3 O ENUNCIADO 219 DA III JORNADA DE DIREITO CIVIL DO CONSELHO DA 
JUSTIÇA FEDERAL 
 
 Antes de adentrar ao conteúdo do referido enunciado, cumpre apresentar a 
entidade da qual se oriunda tal elemento interpretativo. 
 Conforme traz o art. 105, Parágrafo único, II da Constituição Federal, o 
Conselho da Justiça Federal é um órgão central que realiza a supervisão 
administrativa e orçamentária das atividades sistêmicas da Justiça Federal, sendo 
que suas decisões possuem caráter vinculante perante todas as unidades de 
primeiro e segundo graus da Justiça Federal. (BRASIL, 1988) 
 Integram a estrutura do Conselho a Corregedoria-Geral da Justiça Federal, o 
Centro de Estudos Judiciários e a TurmaNacional de Uniformização dos Juizados 
Especiais Federais. A sua formação colegiada se dá pelo presidente e vice-
presidente do Superior Tribunal de Justiça, além de três ministros do referido tribunal 
e pelos presidentes dos cinco tribunais regionais federais do país. (CONSELHO DA 
JUSTIÇA FEDERAL, acesso em 2017) 
 Conforme se extrai da apresentação do memorial da III Jornada de Direito 
Civil, o Centro de Estudos Judiciários possui, em sua programação, a cada dois 
anos, a realização do encontro nacional de juristas estudantes de Direito Civil, com a 
finalidade de discutir as disposições normativas presentes no Código Civil. O método 
utilizado consiste no recolhimento de proposições articuladas pelos participantes, 
com a devida justificativa, para sua submissão à discussão e votação nas comissões 
temáticas, quais sejam: Parte Geral, e Direito das Coisas, Direitos das Obrigações e 
Responsabilidade Civil, Direito de Empresa e Direito de Família e Sucessões. 
(BRASIL, 2005) 
 Os enunciados produzidos constituem-se em indicativo interpretativo do 
Código Civil, sendo todos vinculados a um artigo do referido diploma legal, e 
significam o entendimento majoritário da comissão respectiva. Importante frisar que 
os enunciados não expressam o entendimento do Superior Tribunal de Justiça. 
(BRASIL, 2005) 
 Deste modo, em 2004 foi realizada Terceira Jornada de Direito Civil, na qual 
foram aprovados 133 novos enunciados de números 138 a 271, considerando que a 
numeração não se reinicia a cada Jornada.

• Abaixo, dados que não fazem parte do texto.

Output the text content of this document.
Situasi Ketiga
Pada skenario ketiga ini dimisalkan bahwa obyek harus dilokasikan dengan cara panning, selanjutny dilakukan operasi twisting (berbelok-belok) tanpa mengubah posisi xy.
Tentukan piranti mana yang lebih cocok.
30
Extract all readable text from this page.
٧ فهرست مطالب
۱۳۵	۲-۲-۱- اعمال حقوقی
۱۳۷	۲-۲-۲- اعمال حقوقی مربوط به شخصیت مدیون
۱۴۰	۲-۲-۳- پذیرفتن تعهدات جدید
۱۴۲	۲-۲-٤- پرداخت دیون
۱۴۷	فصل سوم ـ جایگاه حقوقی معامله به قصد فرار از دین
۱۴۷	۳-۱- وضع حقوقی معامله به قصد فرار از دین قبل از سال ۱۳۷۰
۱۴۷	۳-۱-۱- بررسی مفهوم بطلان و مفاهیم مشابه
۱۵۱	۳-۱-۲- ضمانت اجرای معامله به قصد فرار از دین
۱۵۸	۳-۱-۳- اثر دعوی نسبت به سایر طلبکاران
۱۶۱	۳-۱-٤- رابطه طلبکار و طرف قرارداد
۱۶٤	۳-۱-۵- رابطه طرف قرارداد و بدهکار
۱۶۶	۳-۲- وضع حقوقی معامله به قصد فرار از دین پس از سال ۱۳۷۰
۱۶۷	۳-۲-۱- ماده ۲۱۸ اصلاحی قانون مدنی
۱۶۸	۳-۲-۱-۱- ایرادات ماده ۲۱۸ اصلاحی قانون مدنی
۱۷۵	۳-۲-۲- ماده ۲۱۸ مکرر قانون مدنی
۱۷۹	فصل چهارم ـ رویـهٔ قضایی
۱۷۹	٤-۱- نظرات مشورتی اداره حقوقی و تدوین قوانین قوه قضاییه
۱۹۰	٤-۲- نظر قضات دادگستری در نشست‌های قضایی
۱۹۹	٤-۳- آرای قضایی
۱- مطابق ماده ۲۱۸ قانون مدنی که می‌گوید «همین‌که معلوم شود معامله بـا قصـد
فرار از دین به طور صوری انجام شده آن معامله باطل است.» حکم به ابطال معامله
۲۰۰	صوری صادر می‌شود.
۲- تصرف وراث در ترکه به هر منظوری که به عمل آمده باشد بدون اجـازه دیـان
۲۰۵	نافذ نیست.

Dentre estes, se encontra o Enunciado 
28 
 
nº 219, referente ao art. 1.015 do Código Civil, objeto do presente trabalho, que 
expõe o seguinte (BRASIL, 2005): 
 
Art. 1.015: Está positivada a teoria ultra vires no Direito brasileiro, com as 
seguintes ressalvas: (a) o ato ultra vires não produz efeito apenas em 
relação à sociedade; (b) sem embargo, a sociedade poderá, por meio de 
seu órgão deliberativo, ratificá-lo; (c) o Código Civil amenizou o rigor da 
teoria ultra vires, admitindo os poderes implícitos dos administradores para 
realizar negócios acessórios ou conexos ao objeto social, os quais não 
constituem operações evidentemente estranhas aos negócios da sociedade; 
(d) não se aplica o art. 1.015 às sociedades por ações, em virtude da 
existência de regra especial de responsabilidade dos administradores (art. 
158, II, Lei n. 6.404/76). 
 
 Em detida análise de seu teor, é possível extrair uma conclusão 
hermenêutica, a de que a teoria ultra vires se encontra positivada no ordenamento 
jurídico brasileiro, e quatro salvaguardas de aplicação da referida teoria. 
 Passa-se, agora, à análise das ressalvas interpretativas expressas no 
enunciado com base nos autores de direito empresarial e correlatos. 
 
3.1 A NÃO PRODUÇÃO DE EFEITO DOS ATOS ULTRA VIRES APENAS EM 
RELAÇÃO À SOCIEDADE 
 
 Como já se explanou, o Enunciado 219 estabeleceu o entendimento 
doutrinário de que os atos além das forças da sociedade não produzem efeitos 
apenas em relação a esta. 
 Segundo a justificativa trazida pelo próprio Conselho, o terceiro que de boa-fé 
transacionou com a sociedade por meio de seu administrador sem saber que este 
não detinha os poderes para tanto pode perfeitamente exigir o cumprimento da 
obrigação pelo administrador, bem como responsabilizá-lo civilmente nos moldes da 
legislação em vigor. Ainda que o ato não seja convalidado pela própria sociedade, o 
mesmo possui eficácia tanto em relação ao terceiro quanto ao administrador. 
(BRASIL, 2005) 
 Neste ínterim, cumpre apresentar, mesmo que de forma sintética, acerca da 
responsabilidade do administrador da sociedade. 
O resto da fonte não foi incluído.